Your emergency fund should cover basic expenses such as rent or mortgage payments, utilities, food and transportation. You should also set aside enough to cover monthly health insurance premiums and car or homeowners (or renters) insurance as well as credit card or other debt payments.
Whether your savings are healthy or you’re trying to shore them up, the same advice applies: Set a monthly savings goal and stick to it. Even better, have the funds automatically withdrawn from your bank account every month and deposited in your savings, retirement or brokerage account.
REDUCE CREDIT CARD DEBT Even though credit card balances declined sharply during the pandemic, thanks in part to fewer buying opportunities as people hunkered down at home, the average household credit card balance still tops $8,000, according to a study by WalletHub.
If you are carrying a high credit card balance, now is a good time to consolidate that debt by transferring balances or signing on with a debt consolidation service that will allow you to make a single payment monthly. Interest rates are as low now as they’re likely to be for the next few years, said Tony Molina, a certified public accountant and senior product specialist manager at Wealthfront, an online investment advisory company.
SAVE FOR RETIREMENTIf you’re one of the lucky ones who increased your savings during the pandemic, don’t stop now.
Earmarking some of that money for retirement can be a good strategy. Depending on how close you are to retirement and whether your projected savings will meet your expected needs, your approach may vary. A financial adviser can help you figure out the best plan for you.
Capalad encourages her clients to increase their retirement savings incrementally. If every six to 12 months, you increase your retirement contributions by 1 percent, you’ll build up that balance, but the extra withholding will only be “a blip in your paycheck,” she said.
One way to increase savings is to reduce spending that may have ballooned during the long months of isolation. Do you really still need subscriptions to every streaming channel on your TV? Maybe it’s time to cut back on virtual yoga classes now that your gym has opened again, or to cancel your food delivery services.
For some, online retailers became not only an essential way to order necessities but also an easy means to buy stuff that was not necessarily needed.
Capalad suggests to clients who want to break the habit of making impulsive online purchases that they put items they want in their cart, but not purchase them right away. Then pick one day a week to go through the cart and re-evaluate whether they really want those things.
Spending decisions aren’t just about money, of course, but about how you want your life to be going forward.
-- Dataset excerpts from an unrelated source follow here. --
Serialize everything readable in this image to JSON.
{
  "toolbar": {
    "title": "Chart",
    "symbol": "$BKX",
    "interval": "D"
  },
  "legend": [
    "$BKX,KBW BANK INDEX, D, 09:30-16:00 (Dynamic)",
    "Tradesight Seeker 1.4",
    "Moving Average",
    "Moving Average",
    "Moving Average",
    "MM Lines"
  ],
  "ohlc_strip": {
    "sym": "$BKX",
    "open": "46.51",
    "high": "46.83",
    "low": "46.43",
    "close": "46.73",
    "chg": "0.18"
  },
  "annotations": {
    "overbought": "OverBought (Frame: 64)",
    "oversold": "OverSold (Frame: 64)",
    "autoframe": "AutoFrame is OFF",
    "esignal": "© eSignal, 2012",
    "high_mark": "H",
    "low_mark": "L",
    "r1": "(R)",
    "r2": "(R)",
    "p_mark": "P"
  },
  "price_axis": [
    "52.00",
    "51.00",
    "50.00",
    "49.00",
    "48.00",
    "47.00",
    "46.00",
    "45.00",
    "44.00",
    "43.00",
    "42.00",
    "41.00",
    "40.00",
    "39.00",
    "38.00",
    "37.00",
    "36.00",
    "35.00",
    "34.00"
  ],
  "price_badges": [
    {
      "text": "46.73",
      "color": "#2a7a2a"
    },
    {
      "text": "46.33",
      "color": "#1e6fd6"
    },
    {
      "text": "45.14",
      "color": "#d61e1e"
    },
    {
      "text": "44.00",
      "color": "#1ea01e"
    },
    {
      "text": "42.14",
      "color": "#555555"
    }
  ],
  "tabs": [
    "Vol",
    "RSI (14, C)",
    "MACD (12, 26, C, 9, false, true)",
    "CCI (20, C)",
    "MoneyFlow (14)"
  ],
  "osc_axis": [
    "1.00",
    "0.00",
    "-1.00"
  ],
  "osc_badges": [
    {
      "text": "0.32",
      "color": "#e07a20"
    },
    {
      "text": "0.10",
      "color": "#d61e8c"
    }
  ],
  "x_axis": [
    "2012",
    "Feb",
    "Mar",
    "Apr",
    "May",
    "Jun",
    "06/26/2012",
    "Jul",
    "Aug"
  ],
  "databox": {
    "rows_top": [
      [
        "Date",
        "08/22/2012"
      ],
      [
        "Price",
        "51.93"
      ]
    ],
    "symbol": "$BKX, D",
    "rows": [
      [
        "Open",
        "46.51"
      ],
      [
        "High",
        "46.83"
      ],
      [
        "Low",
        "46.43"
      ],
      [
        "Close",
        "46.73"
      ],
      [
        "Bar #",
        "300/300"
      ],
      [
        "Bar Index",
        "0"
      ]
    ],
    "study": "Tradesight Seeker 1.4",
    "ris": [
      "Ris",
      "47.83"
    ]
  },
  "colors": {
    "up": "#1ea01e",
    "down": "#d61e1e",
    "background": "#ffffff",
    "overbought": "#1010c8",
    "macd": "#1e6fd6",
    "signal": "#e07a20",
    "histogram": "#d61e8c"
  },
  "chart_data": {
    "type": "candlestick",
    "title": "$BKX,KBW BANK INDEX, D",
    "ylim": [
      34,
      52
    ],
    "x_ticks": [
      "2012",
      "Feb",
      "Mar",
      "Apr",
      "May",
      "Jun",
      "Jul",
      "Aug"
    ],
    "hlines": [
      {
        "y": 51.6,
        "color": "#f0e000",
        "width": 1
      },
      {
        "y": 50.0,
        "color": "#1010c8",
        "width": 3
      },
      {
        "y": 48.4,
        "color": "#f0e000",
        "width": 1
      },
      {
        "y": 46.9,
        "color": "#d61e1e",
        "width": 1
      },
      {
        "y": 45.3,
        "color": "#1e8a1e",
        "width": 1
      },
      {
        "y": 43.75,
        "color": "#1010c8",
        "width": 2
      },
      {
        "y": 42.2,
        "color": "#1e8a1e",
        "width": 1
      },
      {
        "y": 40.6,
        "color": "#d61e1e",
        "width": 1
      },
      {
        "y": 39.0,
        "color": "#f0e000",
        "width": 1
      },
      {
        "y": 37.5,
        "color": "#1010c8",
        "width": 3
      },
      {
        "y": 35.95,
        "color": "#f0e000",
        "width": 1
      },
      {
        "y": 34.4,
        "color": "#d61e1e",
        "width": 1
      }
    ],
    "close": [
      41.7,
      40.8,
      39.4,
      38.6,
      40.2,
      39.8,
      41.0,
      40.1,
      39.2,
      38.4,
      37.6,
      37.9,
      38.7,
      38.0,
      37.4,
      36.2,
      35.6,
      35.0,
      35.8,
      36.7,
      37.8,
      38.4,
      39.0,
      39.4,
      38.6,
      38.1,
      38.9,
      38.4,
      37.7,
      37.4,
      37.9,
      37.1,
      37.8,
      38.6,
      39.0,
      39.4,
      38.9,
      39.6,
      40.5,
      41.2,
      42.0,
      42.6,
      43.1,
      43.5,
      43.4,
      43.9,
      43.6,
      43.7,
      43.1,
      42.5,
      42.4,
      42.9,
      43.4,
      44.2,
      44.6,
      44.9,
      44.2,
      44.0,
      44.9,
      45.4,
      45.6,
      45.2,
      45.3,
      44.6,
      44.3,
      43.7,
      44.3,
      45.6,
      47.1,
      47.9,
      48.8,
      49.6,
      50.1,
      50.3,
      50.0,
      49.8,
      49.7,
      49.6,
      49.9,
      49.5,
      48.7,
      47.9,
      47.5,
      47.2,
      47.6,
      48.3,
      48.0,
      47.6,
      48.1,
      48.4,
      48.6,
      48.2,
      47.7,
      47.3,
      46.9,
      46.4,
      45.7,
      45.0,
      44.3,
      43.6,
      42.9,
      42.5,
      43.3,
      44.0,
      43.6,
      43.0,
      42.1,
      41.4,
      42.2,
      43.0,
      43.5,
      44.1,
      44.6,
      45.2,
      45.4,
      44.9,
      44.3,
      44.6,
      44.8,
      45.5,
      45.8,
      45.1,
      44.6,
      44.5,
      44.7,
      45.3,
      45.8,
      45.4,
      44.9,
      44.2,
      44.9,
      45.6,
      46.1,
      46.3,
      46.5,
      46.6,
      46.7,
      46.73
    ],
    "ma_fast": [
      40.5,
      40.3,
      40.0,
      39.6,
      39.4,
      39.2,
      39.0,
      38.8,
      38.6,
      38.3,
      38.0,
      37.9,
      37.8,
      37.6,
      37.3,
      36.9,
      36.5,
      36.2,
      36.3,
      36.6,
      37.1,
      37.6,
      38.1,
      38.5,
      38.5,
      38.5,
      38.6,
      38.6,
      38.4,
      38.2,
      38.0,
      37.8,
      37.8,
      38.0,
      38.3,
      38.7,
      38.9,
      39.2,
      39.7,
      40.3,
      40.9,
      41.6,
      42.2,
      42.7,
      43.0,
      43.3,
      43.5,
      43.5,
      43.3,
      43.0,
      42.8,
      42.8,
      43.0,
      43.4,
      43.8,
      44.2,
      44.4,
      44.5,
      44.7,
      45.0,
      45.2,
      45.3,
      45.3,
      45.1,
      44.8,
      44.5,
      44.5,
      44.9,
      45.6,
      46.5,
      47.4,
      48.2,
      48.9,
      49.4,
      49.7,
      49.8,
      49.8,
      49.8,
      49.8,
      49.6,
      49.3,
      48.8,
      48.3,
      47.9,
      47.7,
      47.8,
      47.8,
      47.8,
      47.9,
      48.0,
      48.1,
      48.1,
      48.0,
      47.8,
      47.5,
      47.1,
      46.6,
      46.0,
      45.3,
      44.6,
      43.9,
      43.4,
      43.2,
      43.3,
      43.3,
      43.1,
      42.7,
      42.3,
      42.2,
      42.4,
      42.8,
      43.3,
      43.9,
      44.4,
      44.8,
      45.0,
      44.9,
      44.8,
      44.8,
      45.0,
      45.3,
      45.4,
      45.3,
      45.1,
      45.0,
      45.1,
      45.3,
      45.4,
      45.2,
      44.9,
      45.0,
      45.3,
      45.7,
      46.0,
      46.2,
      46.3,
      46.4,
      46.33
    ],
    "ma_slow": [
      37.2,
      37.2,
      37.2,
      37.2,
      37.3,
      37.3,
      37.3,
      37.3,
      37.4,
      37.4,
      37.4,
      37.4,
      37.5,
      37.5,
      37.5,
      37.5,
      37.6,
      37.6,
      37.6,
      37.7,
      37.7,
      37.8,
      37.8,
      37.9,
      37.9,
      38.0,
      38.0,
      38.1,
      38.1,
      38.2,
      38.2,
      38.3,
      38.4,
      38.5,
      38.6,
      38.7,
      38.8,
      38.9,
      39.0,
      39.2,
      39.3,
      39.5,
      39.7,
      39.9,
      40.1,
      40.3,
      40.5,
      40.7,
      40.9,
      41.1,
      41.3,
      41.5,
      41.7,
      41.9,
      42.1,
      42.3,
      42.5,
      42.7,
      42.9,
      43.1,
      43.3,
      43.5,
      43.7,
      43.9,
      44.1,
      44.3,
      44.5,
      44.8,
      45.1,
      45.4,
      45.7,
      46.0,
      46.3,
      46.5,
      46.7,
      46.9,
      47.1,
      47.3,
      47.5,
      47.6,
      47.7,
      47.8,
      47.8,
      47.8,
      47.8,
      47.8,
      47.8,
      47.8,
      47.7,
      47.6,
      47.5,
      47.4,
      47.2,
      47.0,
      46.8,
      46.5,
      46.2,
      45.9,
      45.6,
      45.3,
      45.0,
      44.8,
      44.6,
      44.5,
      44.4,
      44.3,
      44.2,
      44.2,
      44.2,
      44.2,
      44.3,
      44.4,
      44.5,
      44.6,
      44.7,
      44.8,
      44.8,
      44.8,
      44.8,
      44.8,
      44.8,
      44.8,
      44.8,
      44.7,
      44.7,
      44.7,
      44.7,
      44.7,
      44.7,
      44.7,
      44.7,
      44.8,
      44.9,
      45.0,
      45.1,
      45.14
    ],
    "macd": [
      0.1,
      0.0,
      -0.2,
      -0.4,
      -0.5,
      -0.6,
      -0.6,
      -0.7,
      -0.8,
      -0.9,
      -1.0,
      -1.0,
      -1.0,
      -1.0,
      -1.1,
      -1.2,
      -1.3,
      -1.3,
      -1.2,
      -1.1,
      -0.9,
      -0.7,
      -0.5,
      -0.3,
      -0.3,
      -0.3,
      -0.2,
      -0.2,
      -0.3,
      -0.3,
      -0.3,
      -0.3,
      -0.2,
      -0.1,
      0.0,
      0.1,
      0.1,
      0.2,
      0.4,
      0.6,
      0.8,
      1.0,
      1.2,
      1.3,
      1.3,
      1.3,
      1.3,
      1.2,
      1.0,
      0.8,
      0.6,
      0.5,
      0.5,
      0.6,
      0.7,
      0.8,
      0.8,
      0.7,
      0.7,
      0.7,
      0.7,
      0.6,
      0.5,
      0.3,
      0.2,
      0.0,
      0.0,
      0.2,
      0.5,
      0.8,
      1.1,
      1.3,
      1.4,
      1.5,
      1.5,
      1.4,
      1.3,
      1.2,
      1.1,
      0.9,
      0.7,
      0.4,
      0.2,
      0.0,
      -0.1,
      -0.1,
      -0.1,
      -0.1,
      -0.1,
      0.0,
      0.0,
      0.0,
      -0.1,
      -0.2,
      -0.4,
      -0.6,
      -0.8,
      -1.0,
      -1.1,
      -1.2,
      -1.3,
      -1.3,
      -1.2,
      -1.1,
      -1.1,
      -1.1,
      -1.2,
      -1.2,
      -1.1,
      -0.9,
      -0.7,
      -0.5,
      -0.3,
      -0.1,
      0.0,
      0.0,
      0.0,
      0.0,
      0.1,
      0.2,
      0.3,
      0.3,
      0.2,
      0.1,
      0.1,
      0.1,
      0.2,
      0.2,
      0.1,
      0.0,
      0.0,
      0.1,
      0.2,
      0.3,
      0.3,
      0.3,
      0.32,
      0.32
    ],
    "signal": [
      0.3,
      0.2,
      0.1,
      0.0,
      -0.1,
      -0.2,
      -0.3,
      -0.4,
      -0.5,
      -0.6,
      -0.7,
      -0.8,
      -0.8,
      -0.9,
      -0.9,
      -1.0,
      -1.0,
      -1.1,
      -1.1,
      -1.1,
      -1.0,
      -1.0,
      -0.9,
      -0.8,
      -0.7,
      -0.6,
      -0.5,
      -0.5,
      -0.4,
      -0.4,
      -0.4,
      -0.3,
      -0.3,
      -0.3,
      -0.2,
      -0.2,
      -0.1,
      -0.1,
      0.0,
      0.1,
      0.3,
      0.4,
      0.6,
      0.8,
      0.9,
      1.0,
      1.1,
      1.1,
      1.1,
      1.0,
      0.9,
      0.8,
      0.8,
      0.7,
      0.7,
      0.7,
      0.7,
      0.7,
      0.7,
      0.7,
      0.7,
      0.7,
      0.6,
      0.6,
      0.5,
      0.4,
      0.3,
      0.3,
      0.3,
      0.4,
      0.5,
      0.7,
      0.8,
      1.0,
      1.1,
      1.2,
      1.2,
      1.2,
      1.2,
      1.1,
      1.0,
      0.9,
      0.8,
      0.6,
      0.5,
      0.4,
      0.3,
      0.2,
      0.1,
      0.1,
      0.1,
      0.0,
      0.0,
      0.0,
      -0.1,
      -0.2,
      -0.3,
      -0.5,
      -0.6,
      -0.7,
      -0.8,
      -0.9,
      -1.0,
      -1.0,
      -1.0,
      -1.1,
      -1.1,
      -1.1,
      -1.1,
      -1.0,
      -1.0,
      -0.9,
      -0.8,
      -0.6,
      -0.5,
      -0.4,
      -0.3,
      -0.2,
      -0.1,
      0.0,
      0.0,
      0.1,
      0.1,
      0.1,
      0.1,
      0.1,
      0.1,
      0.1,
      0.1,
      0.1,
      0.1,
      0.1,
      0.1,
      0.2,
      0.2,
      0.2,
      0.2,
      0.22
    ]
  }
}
“I have some clients who say they’re never going to order wine at a restaurant again,” Timmerman said. They’d rather uncork a bottle at home and invite their friends over for takeout, she said.
Protect yourself and your family.
The pandemic brought into sharp relief the fragility and unpredictability of life, and provided an object lesson in the importance of estate planning.
In addition to a will, your plan should include documents that detail your wishes for medical treatment and decision making if you’re unable to communicate that yourself. Depending on the state, these may be called living wills, health care proxies or medical directives.
Standardized forms may be available online, but since state rules vary, “I almost always suggest that if you want it done right, find a local attorney that specializes in estate planning, as they can help guide you through the process,” said Dana Menard, a certified financial planner and founder of Twin Cities Wealth Strategies in Maple Grove, Minn.
Now is also a good time to reassess your life insurance coverage, Menard advised. How much you need will vary depending on what you own, what you want to protect and your life circumstances.